The immune system clears the sporozoites from blood circulation within 30 minutes, but a few escape and quickly invade the liver cells where they mature into schizonts. The liver schizonts rupture after 6 to 30 days. About 98% of patients experience liver schizogony by 90 days. It is this event that releases thousands of merozoites into the bloodstream, where they may invade any red blood cell. The merozoites mature successively from ring forms to trophozoites to mature schizonts (asexual forms) over 48 hours.
Within the red blood cells, the parasites digest hemoglobin. As the hemoglobin is digested, the toxic metabolite hemozoin is formed and isolated in the parasite’s food vacuole. The intracellular parasites modify the erythrocyte in several ways. The parasites derive energy from anaerobic glycolysis of glucose to lactic acid which may contribute to clinical manifestations of hypoglycemia and lactic acidosis. The parasites reduce red cell membrane deformability which results in hemolysis and accelerated splenic clearance which may contribute to anemia. The alterations to uninfected red blood cells, such as the addition of P. falciparum glycosylphodphaidylinositol (GPI) to the membrane may play a role in increased clearance of uninfected cells and contribute to anemia.

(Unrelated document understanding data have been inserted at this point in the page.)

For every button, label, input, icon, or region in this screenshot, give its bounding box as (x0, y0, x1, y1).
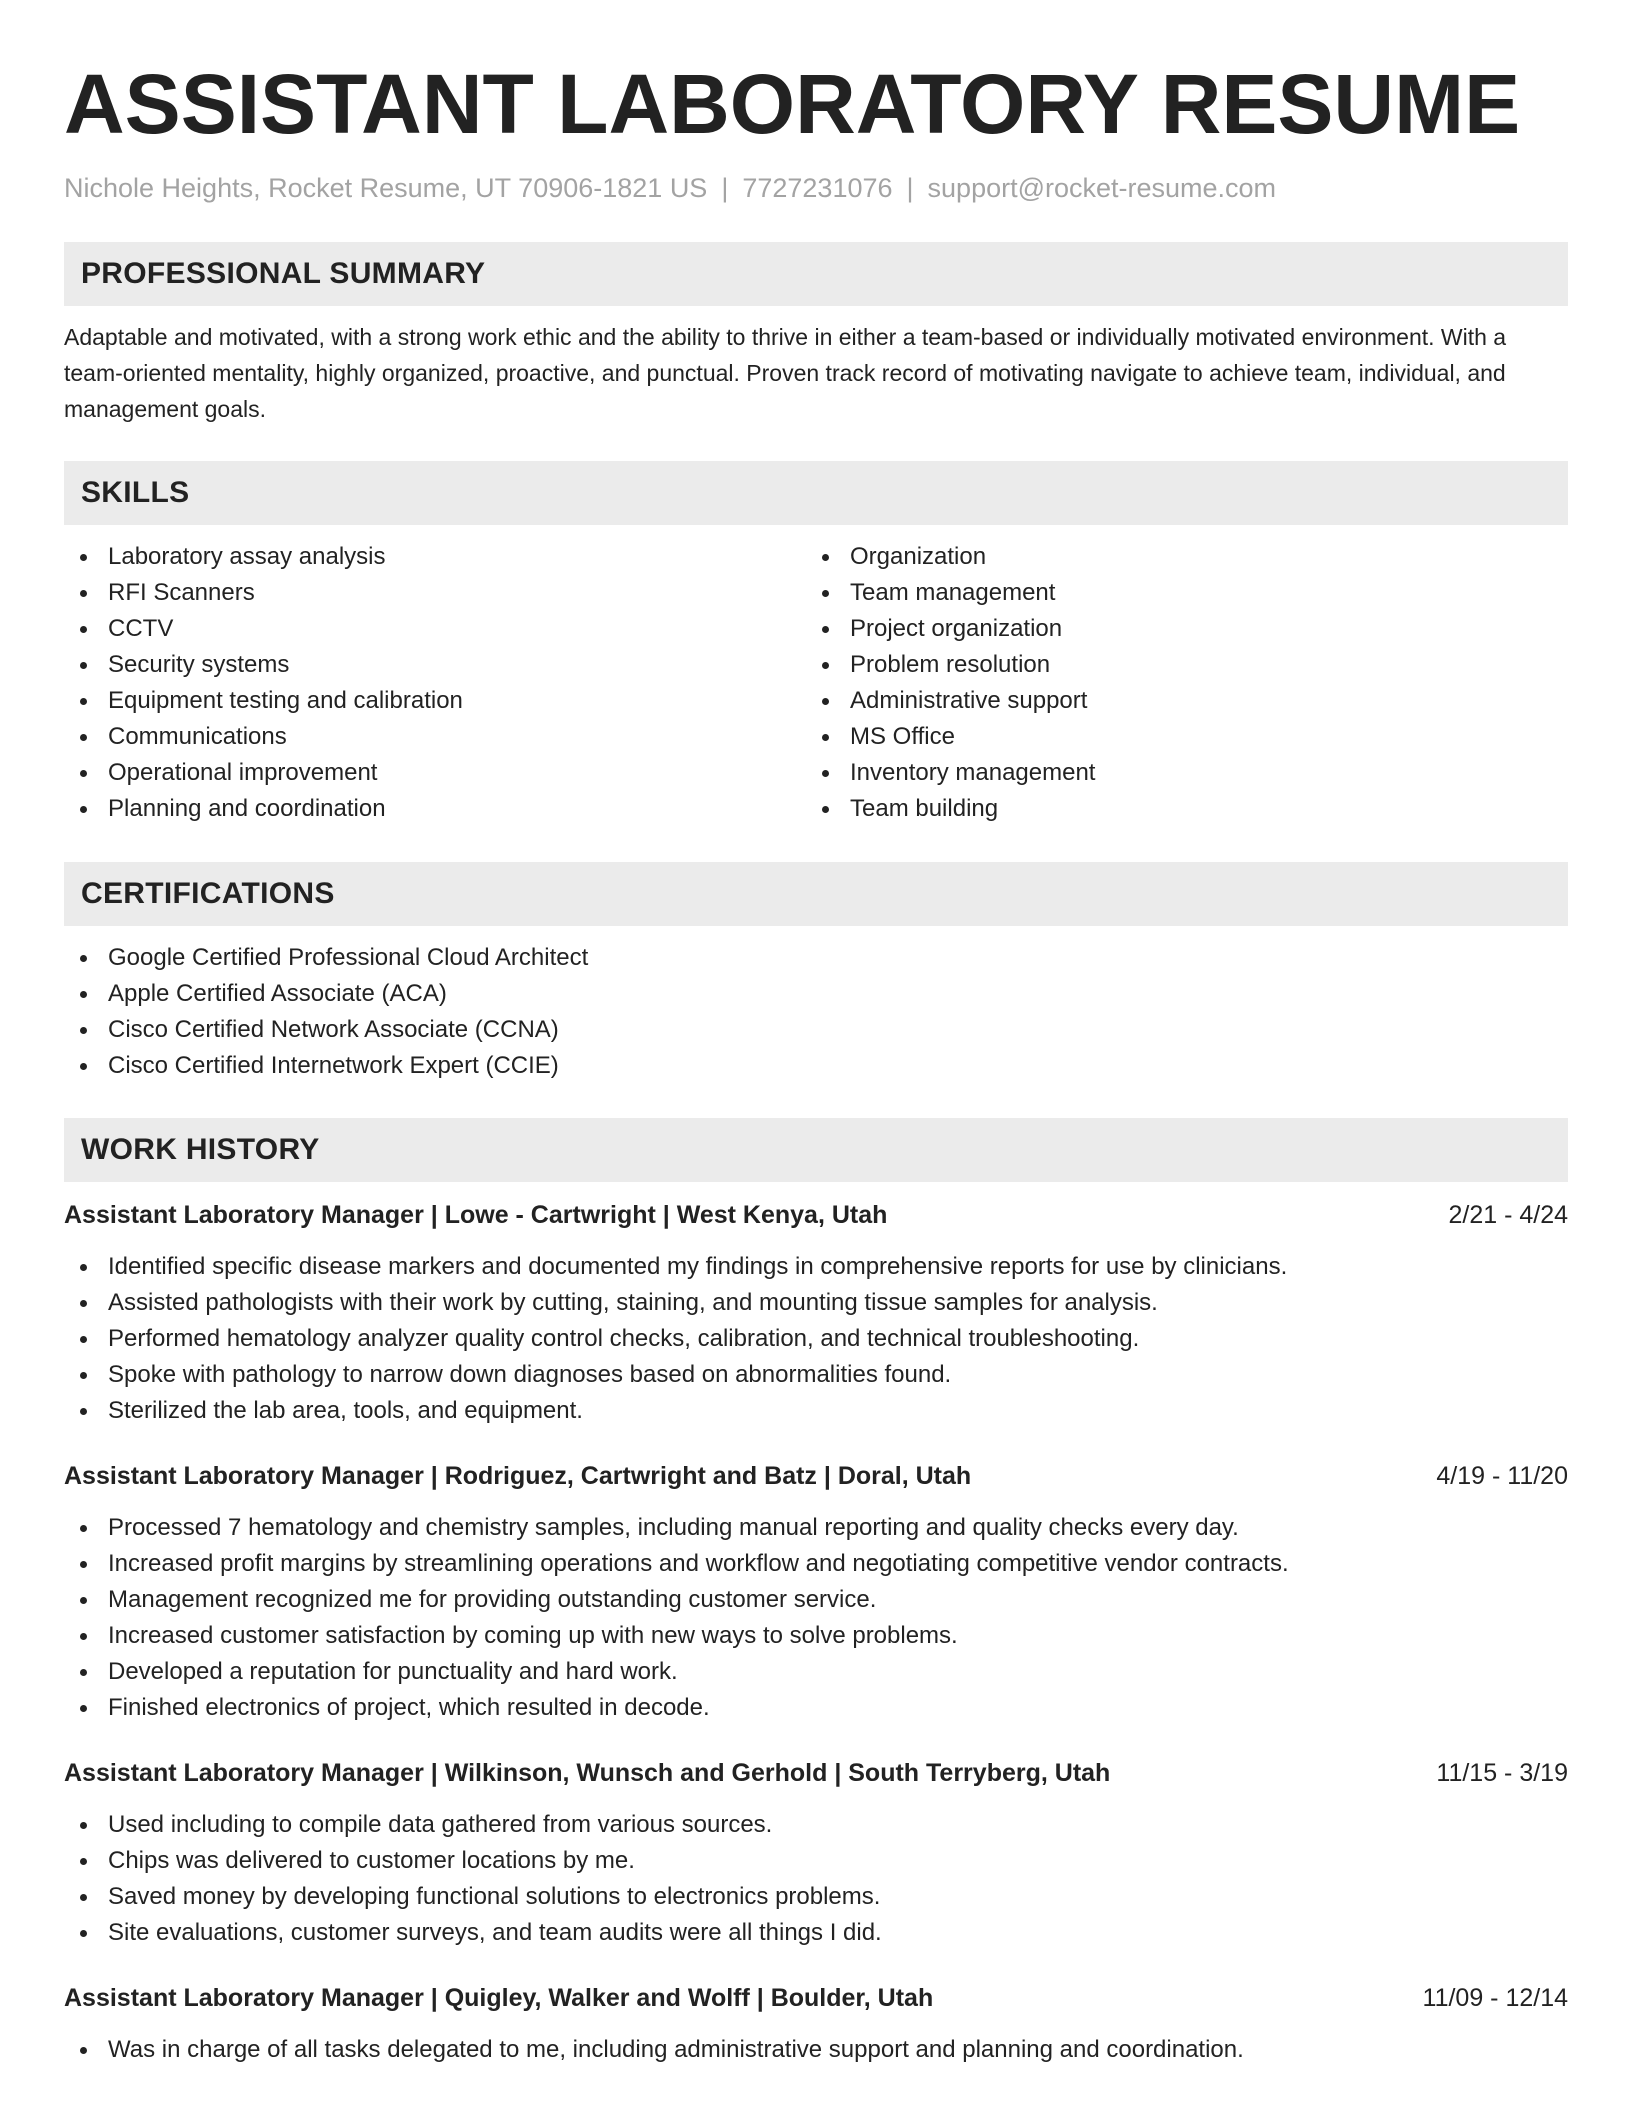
summary-heading: PROFESSIONAL SUMMARY (64, 242, 1568, 306)
job-dates: 2/21 - 4/24 (1448, 1201, 1568, 1229)
resume-title: ASSISTANT LABORATORY RESUME (64, 57, 1521, 151)
skill-item: CCTV (64, 611, 806, 647)
skill-item: Team management (806, 575, 1548, 611)
certifications-heading: CERTIFICATIONS (64, 862, 1568, 926)
skill-item: Inventory management (806, 755, 1548, 791)
skill-item: Organization (806, 539, 1548, 575)
work-history-section (64, 1118, 1568, 2068)
summary-section (64, 242, 1568, 427)
job-entry (64, 1198, 1568, 1429)
contact-address: Nichole Heights, Rocket Resume, UT 70906-1821 US (64, 173, 708, 203)
job-bullet: Increased customer satisfaction by coming up with new ways to solve problems. (64, 1618, 1568, 1654)
contact-phone: 7727231076 (742, 173, 893, 203)
job-title: Assistant Laboratory Manager | Wilkinson, Wunsch and Gerhold | South Terryberg, Utah (64, 1759, 1111, 1787)
job-bullet: Finished electronics of project, which resulted in decode. (64, 1690, 1568, 1726)
job-bullet: Spoke with pathology to narrow down diagnoses based on abnormalities found. (64, 1357, 1568, 1393)
job-bullet: Sterilized the lab area, tools, and equipment. (64, 1393, 1568, 1429)
skill-item: Planning and coordination (64, 791, 806, 827)
contact-separator: | (721, 173, 729, 203)
job-bullets (64, 1249, 1568, 1429)
skill-item: RFI Scanners (64, 575, 806, 611)
certification-item: Apple Certified Associate (ACA) (64, 976, 1568, 1012)
job-bullet: Chips was delivered to customer locations by me. (64, 1843, 1568, 1879)
job-header (64, 1756, 1568, 1790)
job-title: Assistant Laboratory Manager | Quigley, Walker and Wolff | Boulder, Utah (64, 1984, 934, 2012)
job-title: Assistant Laboratory Manager | Lowe - Cartwright | West Kenya, Utah (64, 1201, 888, 1229)
certification-item: Google Certified Professional Cloud Architect (64, 940, 1568, 976)
job-bullet: Identified specific disease markers and documented my findings in comprehensive reports for use by clinicians. (64, 1249, 1568, 1285)
job-bullet: Used including to compile data gathered from various sources. (64, 1807, 1568, 1843)
skill-item: Communications (64, 719, 806, 755)
job-bullet: Developed a reputation for punctuality and hard work. (64, 1654, 1568, 1690)
contact-line (64, 170, 1568, 206)
job-bullet: Processed 7 hematology and chemistry samples, including manual reporting and quality checks every day. (64, 1510, 1568, 1546)
skills-heading: SKILLS (64, 461, 1568, 525)
skills-column-right (806, 539, 1548, 827)
job-bullets (64, 2032, 1568, 2068)
job-dates: 4/19 - 11/20 (1436, 1462, 1568, 1490)
certifications-list (64, 940, 1568, 1084)
skills-section (64, 461, 1568, 827)
skill-item: Administrative support (806, 683, 1548, 719)
job-header (64, 1981, 1568, 2015)
job-bullet: Was in charge of all tasks delegated to me, including administrative support and planning and coordination. (64, 2032, 1568, 2068)
skill-item: MS Office (806, 719, 1548, 755)
skill-item: Problem resolution (806, 647, 1548, 683)
job-bullet: Site evaluations, customer surveys, and team audits were all things I did. (64, 1915, 1568, 1951)
job-bullet: Assisted pathologists with their work by cutting, staining, and mounting tissue samples for analysis. (64, 1285, 1568, 1321)
skill-item: Team building (806, 791, 1548, 827)
job-bullets (64, 1807, 1568, 1951)
job-entry (64, 1981, 1568, 2068)
job-bullet: Management recognized me for providing outstanding customer service. (64, 1582, 1568, 1618)
job-list (64, 1198, 1568, 2068)
job-bullet: Saved money by developing functional solutions to electronics problems. (64, 1879, 1568, 1915)
job-header (64, 1459, 1568, 1493)
job-dates: 11/09 - 12/14 (1422, 1984, 1568, 2012)
certifications-section (64, 862, 1568, 1084)
skill-item: Operational improvement (64, 755, 806, 791)
skill-item: Security systems (64, 647, 806, 683)
skills-column-left (64, 539, 806, 827)
skills-columns (64, 539, 1568, 827)
job-bullet: Increased profit margins by streamlining operations and workflow and negotiating competitive vendor contracts. (64, 1546, 1568, 1582)
job-dates: 11/15 - 3/19 (1436, 1759, 1568, 1787)
skill-item: Project organization (806, 611, 1548, 647)
job-entry (64, 1459, 1568, 1726)
job-bullets (64, 1510, 1568, 1726)
job-title: Assistant Laboratory Manager | Rodriguez, Cartwright and Batz | Doral, Utah (64, 1462, 972, 1490)
skill-item: Laboratory assay analysis (64, 539, 806, 575)
job-bullet: Performed hematology analyzer quality control checks, calibration, and technical troubleshooting. (64, 1321, 1568, 1357)
certification-item: Cisco Certified Network Associate (CCNA) (64, 1012, 1568, 1048)
job-entry (64, 1756, 1568, 1951)
contact-email: support@rocket-resume.com (927, 173, 1277, 203)
skill-item: Equipment testing and calibration (64, 683, 806, 719)
contact-separator: | (906, 173, 914, 203)
job-header (64, 1198, 1568, 1232)
work-history-heading: WORK HISTORY (64, 1118, 1568, 1182)
certification-item: Cisco Certified Internetwork Expert (CCIE) (64, 1048, 1568, 1084)
summary-text: Adaptable and motivated, with a strong work ethic and the ability to thrive in either a team-based or individually motivated environment. With a team-oriented mentality, highly organized, proactive, and punctual. Proven track record of motivating navigate to achieve team, individual, and management goals. (64, 324, 1507, 422)
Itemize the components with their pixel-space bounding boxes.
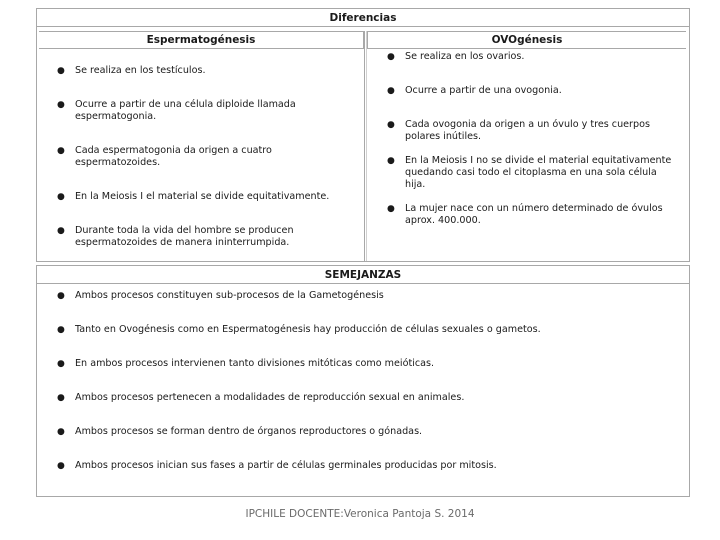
list-item: ● Durante toda la vida del hombre se producen espermatozoides de manera ininterrumpida. [57,225,294,248]
list-item: ● Cada ovogonia da origen a un óvulo y tres cuerpos polares inútiles. [387,119,650,142]
list-item: ● Cada espermatogonia da origen a cuatro espermatozoides. [57,145,272,168]
list-item: ● En la Meiosis I no se divide el material equitativamente quedando casi todo el citoplasma en una sola célula hija. [387,155,672,190]
bullet-icon: ● [57,325,65,335]
list-item: ● La mujer nace con un número determinado de óvulos aprox. 400.000. [387,203,663,226]
spermatogenesis-header: Espermatogénesis [39,31,364,49]
list-item: ● Ambos procesos constituyen sub-procesos de la Gametogénesis [57,290,384,301]
column-divider-inner [366,31,367,261]
differences-table [36,8,690,262]
footer-credit: IPCHILE DOCENTE:Veronica Pantoja S. 2014 [245,508,475,520]
ovogenesis-header: OVOgénesis [367,31,686,49]
bullet-icon: ● [57,393,65,403]
column-divider [364,31,365,261]
similarities-list [47,290,677,472]
bullet-icon: ● [387,86,395,96]
list-item: ● Ocurre a partir de una ovogonia. [387,85,562,96]
list-item: ● Ocurre a partir de una célula diploide llamada espermatogonia. [57,99,296,122]
list-item: ● Tanto en Ovogénesis como en Espermatogénesis hay producción de células sexuales o gametos. [57,324,541,335]
bullet-icon: ● [57,226,65,236]
bullet-icon: ● [57,359,65,369]
bullet-icon: ● [57,192,65,202]
ovogenesis-list [377,51,677,227]
list-item: ● En la Meiosis I el material se divide equitativamente. [57,191,330,202]
bullet-icon: ● [387,120,395,130]
bullet-icon: ● [57,427,65,437]
bullet-icon: ● [57,100,65,110]
bullet-icon: ● [387,156,395,166]
bullet-icon: ● [57,146,65,156]
bullet-icon: ● [57,461,65,471]
differences-title: Diferencias [37,11,689,27]
similarities-table [36,265,690,497]
list-item: ● Se realiza en los ovarios. [387,51,525,62]
bullet-icon: ● [57,291,65,301]
list-item: ● Ambos procesos pertenecen a modalidades de reproducción sexual en animales. [57,392,465,403]
similarities-title: SEMEJANZAS [37,268,689,284]
bullet-icon: ● [387,204,395,214]
list-item: ● Ambos procesos inician sus fases a partir de células germinales producidas por mitosis. [57,460,497,471]
list-item: ● En ambos procesos intervienen tanto divisiones mitóticas como meióticas. [57,358,435,369]
list-item: ● Ambos procesos se forman dentro de órganos reproductores o gónadas. [57,426,423,437]
list-item: ● Se realiza en los testículos. [57,65,206,76]
bullet-icon: ● [57,66,65,76]
bullet-icon: ● [387,52,395,62]
spermatogenesis-list [47,65,359,249]
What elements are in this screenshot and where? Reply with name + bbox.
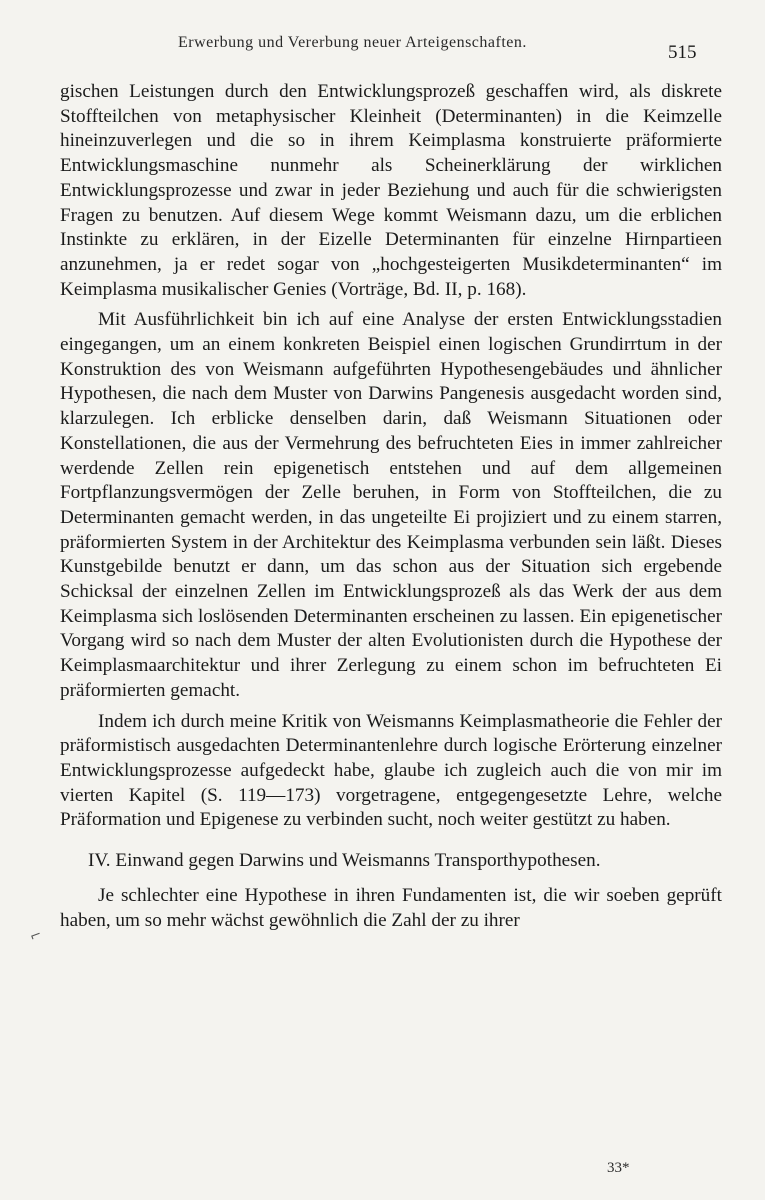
sheet-signature: 33* (607, 1160, 630, 1176)
page-number: 515 (668, 42, 697, 63)
running-head: Erwerbung und Vererbung neuer Arteigenschaften. (178, 34, 527, 51)
paragraph-analysis: Mit Ausführlichkeit bin ich auf eine Analyse der ersten Entwicklungsstadien eingegangen, um an einem konkreten Beispiel einen logischen Grundirrtum in der Konstruktion des von Weismann aufgeführten Hypothesengebäudes und ähnlicher Hypothesen, die nach dem Muster von Darwins Pangenesis ausgedacht worden sind, klarzulegen. Ich erblicke denselben darin, daß Weismann Situationen oder Konstellationen, die aus der Vermehrung des befruchteten Eies in immer zahlreicher werdende Zellen rein epigenetisch entstehen und auf dem allgemeinen Fortpflanzungsvermögen der Zelle beruhen, in Form von Stoffteilchen, die zu Determinanten gemacht werden, in das ungeteilte Ei projiziert und zu einem starren, präformierten System in der Architektur des Keimplasma verbunden sein läßt. Dieses Kunstgebilde benutzt er dann, um das schon aus der Situation sich ergebende Schicksal der einzelnen Zellen im Entwicklungsprozeß als das Werk der aus dem Keimplasma sich loslösenden Determinanten erscheinen zu lassen. Ein epigenetischer Vorgang wird so nach dem Muster der alten Evolutionisten durch die Hypothese der Keimplasmaarchitektur und ihrer Zerlegung zu einem schon im befruchteten Ei präformierten gemacht. (60, 309, 722, 701)
paragraph-critique: Indem ich durch meine Kritik von Weismanns Keimplasmatheorie die Fehler der präformistisch ausgedachten Determinantenlehre durch logische Erörterung einzelner Entwicklungsprozesse aufgedeckt habe, glaube ich zugleich auch die von mir im vierten Kapitel (S. 119—173) vorgetragene, entgegengesetzte Lehre, welche Präformation und Epigenese zu verbinden sucht, noch weiter gestützt zu haben. (60, 710, 722, 831)
section-heading: IV. Einwand gegen Darwins und Weismanns Transporthypothesen. (88, 850, 601, 872)
margin-pencil-mark: ⌐ (27, 926, 45, 946)
body-text (60, 80, 722, 933)
page-header (0, 34, 765, 64)
paragraph-continuation: gischen Leistungen durch den Entwicklungsprozeß geschaffen wird, als diskrete Stoffteilchen von metaphysischer Kleinheit (Determinanten) in die Keimzelle hineinzuverlegen und die so in ihrem Keimplasma konstruierte präformierte Entwicklungsmaschine nunmehr als Scheinerklärung der wirklichen Entwicklungsprozesse und zwar in jeder Beziehung und auch für die schwierigsten Fragen zu benutzen. Auf diesem Wege kommt Weismann dazu, um die erblichen Instinkte zu erklären, in der Eizelle Determinanten für einzelne Hirnpartieen anzunehmen, ja er redet sogar von „hochgesteigerten Musikdeterminanten“ im Keimplasma musikalischer Genies (Vorträge, Bd. II, p. 168). (60, 81, 722, 300)
paragraph-last: Je schlechter eine Hypothese in ihren Fundamenten ist, die wir soeben geprüft haben, um so mehr wächst gewöhnlich die Zahl der zu ihrer (60, 884, 722, 931)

The new daughter merozoites are released from the schizont stage of infected erythrocytes. The remnants of cell membrane and the hemozoin crystal are phagocytized by circulating macrophages which is an important stimulus for the activation of the immune cascade. Additionally, free heme is released into the peripheral blood which is an important stimulus for endothelial activation
Red cell lysis stimulates release of proinflammatory cytokines such as tumor necrosis factor (TNF). TNF suppresses hematopoiesis, which also contributes to anemia. The liver and spleen enlarge over time. Thrombocytopenia is caused by a combination of hypersplenism and the deposition of platelets adjacent to parasite microvascular sequestration and fibrin thrombi.
Merozoites continue the asexual cycle and infect new red cells; A few differentiate into male or female gametocytes (sexual forms), which cause no symptoms. The gametocyte-committed parasites leave the bloodstream and develop in the bone marrow over three to four days. Mature male and female gametocytes then circulate in the bloodstream until they are ingested by a blood-feeding anopheline mosquito.
These sexual forms complete their life cycle within the midgut of the Anopheles mosquito with development into sporozoites, which migrate to the salivary glands of the mosquito; from there, they can infect another human through another bite.